Ritual Washing, Mindfulness, and New Beginnings (Exodus 30:17-21)
In this verse, part of the parasha called Ki Tisa, Moses is commanded to make a brass pedestal and washing tub in which to place the water with which Aharon, his sons, and their decendants will wash their hands and feet before prayer and sacrifice – “so that they die not”.
Why would they be risking death were they not to wash? Perhaps the meaning is related to spiritual death, not physical death. Perhaps people need to prepare themselves mentally before they engage in a spiritual task and the washing provides a means for “mindfulness”, for focusing on what they are about to do, emotionally and cognitively engaging before they actually begin the prayer and/or sacrifice. Being so totally engaged before beginning may allow them to connect immediately with the depths of spiritual experience that is to be had in prayer. The washing represents, perhaps, a physical boundary between “before prayer” and “in prayer” states of mind without which, there may be no “life”, no energy in the connection with the spirituality of the event.
Similarly, before making the blessing over the Sabbath challah, we wash our hands and then there is no talking until the bread has been blessed and tasted.

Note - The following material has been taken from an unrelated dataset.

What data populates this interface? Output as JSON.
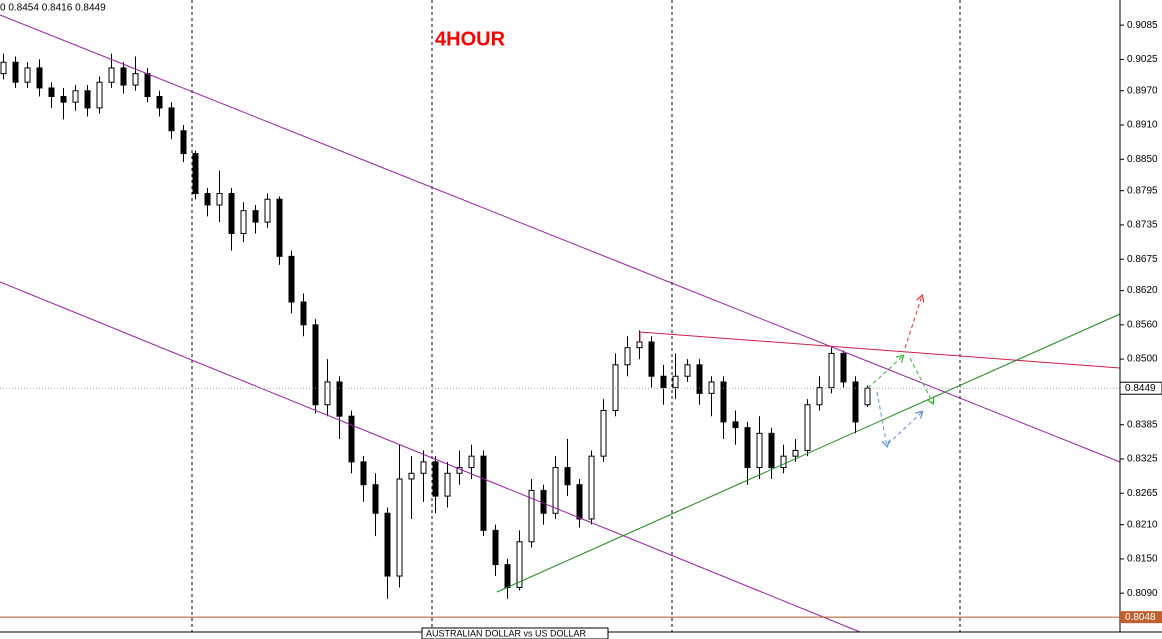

Washing our hands separates us from others around us and provides a private little space within which we can each open up to the spirituality of the brief momentary experience of blessing and partaking of the challah.
This reminds me of other rituals we have – such as the bedtime rituals of children that help them to separate from the activities of the day and prepare themselves mentally for giving themselves over to sleep.
Alternatively, we use the term, “wash my hands” to mean separating from something or someone with negative influence over us: “I’ve washed my hands of that man!”, for example, meaning, “I’ve put him out of my life”. And here, in this sense, washing of hands seems similar to the religious Jews’ washing of hands upon waking every morning, to bring his or her soul back to the very fingertips after it had ventured out of the body during the night of sleep. In other words – cleaning out the spaces of “tumah”, impurity, within our bodies, our selves.
And perhaps this latter is also related to mindfulness – we wash to rid ourselves of impurities, whether these are impurities in the religious sense or the impurities that negatively affect our lives in the secular sense – the bad habit that we wash our hands of, the unhealthy relationship that we wash our hands of, etc.
Washing our hands of the “impurity” implies that we are mindful of the process of saying good-bye to that from which it is best that we part. We may have to repeatedly “wash our hands” before we are comfortable with the separation – and here we come back to the parasha: each time the Cohen is to approach the alter, he is to wash his hands (sorry, only men can do this in the Torah).
Each and every time. No matter how many times he approaches the altar, he is to wash his hands each time anew. In the same way, each time we renew our vow to ourselves to stay free of the unhealthy habit or person, we need to “wash our hands of it” again and again and again, until that habit or person is no longer “a place” that we visit. . . because we will have moved on in life to a new place.